Les chemins du Roi
par Paul Gagnaire
Zénon! cruel Zénon! Zénon d'Elée!
M'as-tu percé de cette flèche ailée
Qui vibre, vole et qui ne vole pas!
Le son m'enfante et la flèche me tue!
Ah! le soleil... Quelle ombre de tortue
Pour l'âme, Achille immobile à grands pas! Le Cimetière marin de Paul Valéry
Place Bellecour, Louis XIV a été statufié par Lemot, monté sur un cheval qui trotte, antérieur gauche et postérieur droit posés au sol, les deux autres jambes levées. Comme le roi est un écuyer accompli, on doit penser qu'il va aller tout droit, ce qui reste l'une des pierres de touche du cheval bien mis et du cavalier confirmé.
Mais que signifie "aller tout droit" sur une sphère ? La destination du souverain demeure inconnue et nous devons explorer deux hypothèses:
1. la route orthodromique
2. la route loxodromique
Pour l'une et l'autre nous ne disposons que d'une seule information mais elle sera suffisante: la direction azimutale dans laquelle s'engage le cavalier fait avec le Nord géographique un angle vers l'est de 22°30', soit 67°30' avec l'équateur. Un marin dirait que c'est son cap-départ et ce cap s'aligne très exactement sur le rhumb Nord-Nord-Est qui porte le N°6 dans les traités de navigation ou de cartographie.
Si le roi choisit la route orthodromique il va parcourir un grand cercle de la sphère terrestre et revenir à son point de départ après avoir parcouru 40000 kilomètres; pardon pour l'anachronisme, il faut dire, mais en comptant comme les marins, 7200 lieues, chaque lieue valant 3 minutes d'arc de grand cercle. Comme 1 de ces minutes vaut, par définition, 1 mille nautique (1851,8519 mètres), le parcours du roi mesure 7200 lieues.
La route orthodromique est le plus court chemin pour relier deux points à la surface d'une sphère, la Terre, mais, pour la suivre avec rigueur, il faut sans cesse changer de cap, donc calculer sa position fréquemment et en déduire le nouveau cap.
En revanche, suivre la route loxodromique ne présente aucune difficulté d'entendement: il suffit de couper tous les méridiens sous, toujours, le même angle.
Pour de courtes distances, orthodromie et loxodromie se valent, à très peu près.

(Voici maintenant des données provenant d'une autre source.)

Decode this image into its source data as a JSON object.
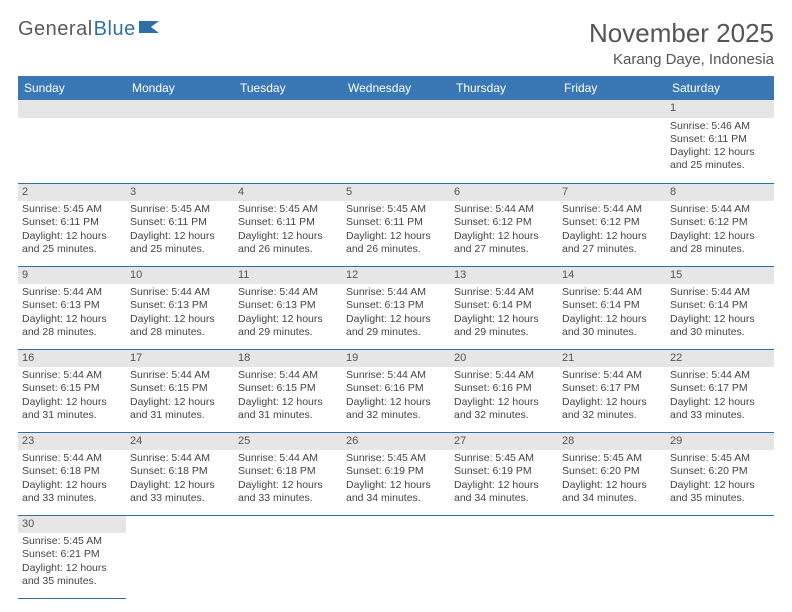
{
  "logo": {
    "text_gray": "General",
    "text_blue": "Blue"
  },
  "title": "November 2025",
  "location": "Karang Daye, Indonesia",
  "weekdays": [
    "Sunday",
    "Monday",
    "Tuesday",
    "Wednesday",
    "Thursday",
    "Friday",
    "Saturday"
  ],
  "colors": {
    "header_bg": "#3a78b5",
    "header_text": "#ffffff",
    "daynum_bg": "#e6e6e6",
    "cell_border": "#2f6fa8",
    "title_color": "#555555",
    "body_text": "#444444"
  },
  "layout": {
    "cols": 7,
    "rows": 6,
    "first_weekday_index": 6,
    "days_in_month": 30
  },
  "days": [
    {
      "n": 1,
      "sunrise": "5:46 AM",
      "sunset": "6:11 PM",
      "daylight": "12 hours and 25 minutes."
    },
    {
      "n": 2,
      "sunrise": "5:45 AM",
      "sunset": "6:11 PM",
      "daylight": "12 hours and 25 minutes."
    },
    {
      "n": 3,
      "sunrise": "5:45 AM",
      "sunset": "6:11 PM",
      "daylight": "12 hours and 25 minutes."
    },
    {
      "n": 4,
      "sunrise": "5:45 AM",
      "sunset": "6:11 PM",
      "daylight": "12 hours and 26 minutes."
    },
    {
      "n": 5,
      "sunrise": "5:45 AM",
      "sunset": "6:11 PM",
      "daylight": "12 hours and 26 minutes."
    },
    {
      "n": 6,
      "sunrise": "5:44 AM",
      "sunset": "6:12 PM",
      "daylight": "12 hours and 27 minutes."
    },
    {
      "n": 7,
      "sunrise": "5:44 AM",
      "sunset": "6:12 PM",
      "daylight": "12 hours and 27 minutes."
    },
    {
      "n": 8,
      "sunrise": "5:44 AM",
      "sunset": "6:12 PM",
      "daylight": "12 hours and 28 minutes."
    },
    {
      "n": 9,
      "sunrise": "5:44 AM",
      "sunset": "6:13 PM",
      "daylight": "12 hours and 28 minutes."
    },
    {
      "n": 10,
      "sunrise": "5:44 AM",
      "sunset": "6:13 PM",
      "daylight": "12 hours and 28 minutes."
    },
    {
      "n": 11,
      "sunrise": "5:44 AM",
      "sunset": "6:13 PM",
      "daylight": "12 hours and 29 minutes."
    },
    {
      "n": 12,
      "sunrise": "5:44 AM",
      "sunset": "6:13 PM",
      "daylight": "12 hours and 29 minutes."
    },
    {
      "n": 13,
      "sunrise": "5:44 AM",
      "sunset": "6:14 PM",
      "daylight": "12 hours and 29 minutes."
    },
    {
      "n": 14,
      "sunrise": "5:44 AM",
      "sunset": "6:14 PM",
      "daylight": "12 hours and 30 minutes."
    },
    {
      "n": 15,
      "sunrise": "5:44 AM",
      "sunset": "6:14 PM",
      "daylight": "12 hours and 30 minutes."
    },
    {
      "n": 16,
      "sunrise": "5:44 AM",
      "sunset": "6:15 PM",
      "daylight": "12 hours and 31 minutes."
    },
    {
      "n": 17,
      "sunrise": "5:44 AM",
      "sunset": "6:15 PM",
      "daylight": "12 hours and 31 minutes."
    },
    {
      "n": 18,
      "sunrise": "5:44 AM",
      "sunset": "6:15 PM",
      "daylight": "12 hours and 31 minutes."
    },
    {
      "n": 19,
      "sunrise": "5:44 AM",
      "sunset": "6:16 PM",
      "daylight": "12 hours and 32 minutes."
    },
    {
      "n": 20,
      "sunrise": "5:44 AM",
      "sunset": "6:16 PM",
      "daylight": "12 hours and 32 minutes."
    },
    {
      "n": 21,
      "sunrise": "5:44 AM",
      "sunset": "6:17 PM",
      "daylight": "12 hours and 32 minutes."
    },
    {
      "n": 22,
      "sunrise": "5:44 AM",
      "sunset": "6:17 PM",
      "daylight": "12 hours and 33 minutes."
    },
    {
      "n": 23,
      "sunrise": "5:44 AM",
      "sunset": "6:18 PM",
      "daylight": "12 hours and 33 minutes."
    },
    {
      "n": 24,
      "sunrise": "5:44 AM",
      "sunset": "6:18 PM",
      "daylight": "12 hours and 33 minutes."
    },
    {
      "n": 25,
      "sunrise": "5:44 AM",
      "sunset": "6:18 PM",
      "daylight": "12 hours and 33 minutes."
    },
    {
      "n": 26,
      "sunrise": "5:45 AM",
      "sunset": "6:19 PM",
      "daylight": "12 hours and 34 minutes."
    },
    {
      "n": 27,
      "sunrise": "5:45 AM",
      "sunset": "6:19 PM",
      "daylight": "12 hours and 34 minutes."
    },
    {
      "n": 28,
      "sunrise": "5:45 AM",
      "sunset": "6:20 PM",
      "daylight": "12 hours and 34 minutes."
    },
    {
      "n": 29,
      "sunrise": "5:45 AM",
      "sunset": "6:20 PM",
      "daylight": "12 hours and 35 minutes."
    },
    {
      "n": 30,
      "sunrise": "5:45 AM",
      "sunset": "6:21 PM",
      "daylight": "12 hours and 35 minutes."
    }
  ],
  "labels": {
    "sunrise": "Sunrise:",
    "sunset": "Sunset:",
    "daylight": "Daylight:"
  }
}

Sur de plus longs parcours l'orthodromie se révèle plus courte; toutes les géographies, même celles des petites classes, nous montrent la traversée de San Francisco à Yokohama qui mesure 4536 milles par la route orthodromique et 4820 par la route loxodromique, puis le trajet de Yokohama à Valparaiso qui s'étend sur 9210 milles par l'orthodromie et sur 9330 par la loxodromie.

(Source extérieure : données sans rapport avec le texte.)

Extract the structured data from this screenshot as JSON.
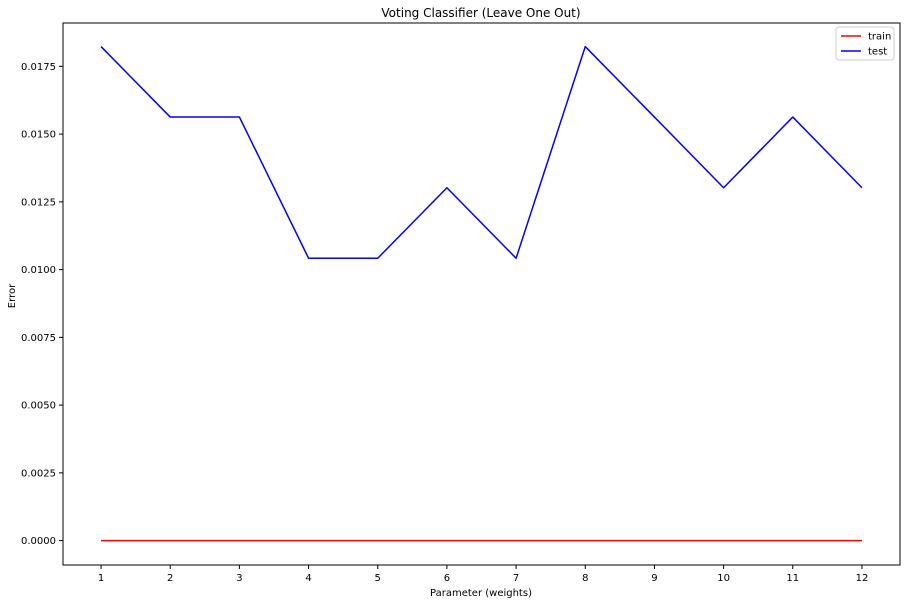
{
  "chart_data": {
    "type": "line",
    "title": "Voting Classifier (Leave One Out)",
    "xlabel": "Parameter (weights)",
    "ylabel": "Error",
    "x": [
      1,
      2,
      3,
      4,
      5,
      6,
      7,
      8,
      9,
      10,
      11,
      12
    ],
    "xticks": [
      "1",
      "2",
      "3",
      "4",
      "5",
      "6",
      "7",
      "8",
      "9",
      "10",
      "11",
      "12"
    ],
    "yticks": [
      "0.0000",
      "0.0025",
      "0.0050",
      "0.0075",
      "0.0100",
      "0.0125",
      "0.0150",
      "0.0175"
    ],
    "xlim": [
      0.45,
      12.55
    ],
    "ylim": [
      -0.0009,
      0.0191
    ],
    "grid": false,
    "legend_position": "top-right",
    "series": [
      {
        "name": "train",
        "color": "#ff0000",
        "values": [
          0,
          0,
          0,
          0,
          0,
          0,
          0,
          0,
          0,
          0,
          0,
          0
        ]
      },
      {
        "name": "test",
        "color": "#0000ff",
        "values": [
          0.01823,
          0.01563,
          0.01563,
          0.01042,
          0.01042,
          0.01302,
          0.01042,
          0.01823,
          0.01563,
          0.01302,
          0.01563,
          0.01302
        ]
      }
    ]
  }
}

Si le roi se propose de parcourir une loxodromie il va monter régulièrement en latitude, de 4°37' aux 100 lieues, tout en tournant de plus en plus vite en longitude. Il se retrouvera ainsi dans un piège dont ses géographes s'étaient déjà aperçus: il va tourner indéfiniment autour du pôle Nord, sans jamais l'atteindre, mais la longueur de son trajet ne sera pourtant pas infinie.
Donc les deux routes qui s'ouvrent à lui l'éloigneront à tout jamais de Versailles: ou bien il restera près du pôle ou bien il reviendra sans trêve à Lyon.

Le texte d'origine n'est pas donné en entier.